Pour être sûr de soi, il faut les voir dégorger, car les siphons sont très différents. La palourde japonaise a un siphon, qui se sépare en deux tubes à la moitié de sa longueur (voir image). Au contraire, la palourde autochtone a deux siphons bien séparés dès leur base. C'est d'ailleurs de là que vient l'habitude de repérer les fameux "deux petits trous" dans la vase, ce qui est de moins en moins vrai avec la japonaise, dont les 2 orifices sont souvent si proches qu'ils n'en forment plus qu'un.

Les plus consciencieux apprendront à distinguer ces deux palourdes, avec l'habitude, et quelques heures d'observation minutieuse.

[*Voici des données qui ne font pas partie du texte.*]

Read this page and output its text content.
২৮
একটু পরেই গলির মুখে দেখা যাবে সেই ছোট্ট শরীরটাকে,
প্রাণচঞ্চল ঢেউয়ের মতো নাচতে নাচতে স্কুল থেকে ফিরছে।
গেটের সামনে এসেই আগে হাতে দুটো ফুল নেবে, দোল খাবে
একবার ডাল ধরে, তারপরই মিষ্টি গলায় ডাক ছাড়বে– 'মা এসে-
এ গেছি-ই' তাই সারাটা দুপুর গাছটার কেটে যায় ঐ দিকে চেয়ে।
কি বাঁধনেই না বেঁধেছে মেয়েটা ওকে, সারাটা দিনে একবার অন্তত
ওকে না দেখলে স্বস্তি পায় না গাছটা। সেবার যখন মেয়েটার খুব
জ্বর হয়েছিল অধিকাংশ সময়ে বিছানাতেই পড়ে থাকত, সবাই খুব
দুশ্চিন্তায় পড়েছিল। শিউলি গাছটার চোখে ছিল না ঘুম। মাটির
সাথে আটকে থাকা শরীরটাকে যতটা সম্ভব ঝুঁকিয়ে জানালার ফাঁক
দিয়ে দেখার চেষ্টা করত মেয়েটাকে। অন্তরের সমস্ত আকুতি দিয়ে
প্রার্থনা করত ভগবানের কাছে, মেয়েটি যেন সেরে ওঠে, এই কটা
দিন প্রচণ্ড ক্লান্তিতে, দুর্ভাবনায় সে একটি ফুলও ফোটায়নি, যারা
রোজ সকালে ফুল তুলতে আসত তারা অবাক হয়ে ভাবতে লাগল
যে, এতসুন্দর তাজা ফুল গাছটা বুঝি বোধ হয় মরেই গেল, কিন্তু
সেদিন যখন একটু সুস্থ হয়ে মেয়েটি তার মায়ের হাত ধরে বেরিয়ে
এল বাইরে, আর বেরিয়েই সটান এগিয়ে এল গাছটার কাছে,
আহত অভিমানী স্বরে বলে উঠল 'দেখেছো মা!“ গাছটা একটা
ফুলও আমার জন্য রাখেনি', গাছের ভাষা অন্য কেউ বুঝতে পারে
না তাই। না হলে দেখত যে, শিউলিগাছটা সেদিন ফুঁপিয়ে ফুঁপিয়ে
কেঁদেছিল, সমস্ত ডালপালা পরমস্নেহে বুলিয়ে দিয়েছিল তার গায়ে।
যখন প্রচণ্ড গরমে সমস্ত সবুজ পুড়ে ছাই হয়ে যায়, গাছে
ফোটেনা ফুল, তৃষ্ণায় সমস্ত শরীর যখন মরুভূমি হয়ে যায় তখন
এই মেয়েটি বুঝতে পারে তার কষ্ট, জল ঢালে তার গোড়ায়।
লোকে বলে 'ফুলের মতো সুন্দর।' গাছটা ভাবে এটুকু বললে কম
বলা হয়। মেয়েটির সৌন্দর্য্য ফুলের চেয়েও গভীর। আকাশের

A défaut, la solution la plus facile, pour ne pas être en infraction, serait de respecter une taille de 4 cm pour toutes les espèces...

Au goût, il n'y a pas non plus de très grande différence, a priori. Ce sont tous deux de très bons coquillages.
Sur Marennes Oléron, nous estimons que les pêcheurs à pied récréatifs en pêchent environ 155 tonnes par an. Même avec la nouvelle maille, les palourdes récoltées sont trop petites (la moitié n'atteint pas les 3,5 cm), certaines sont même parfois minuscules. Bien les reconnaître ne suffira donc pas : il faut aussi bien savoir les rechercher pour ne garder que les grosses. Il faut parfois s'éloigner un peu des zones trop fréquentées, et c'est parfois pénible de progresser dans des vases assez molles (ô guille, et ô l'encasse !). Mais c'est possible, car il y en a vraiment beaucoup sur les estrans sablo-vaseux du pertuis.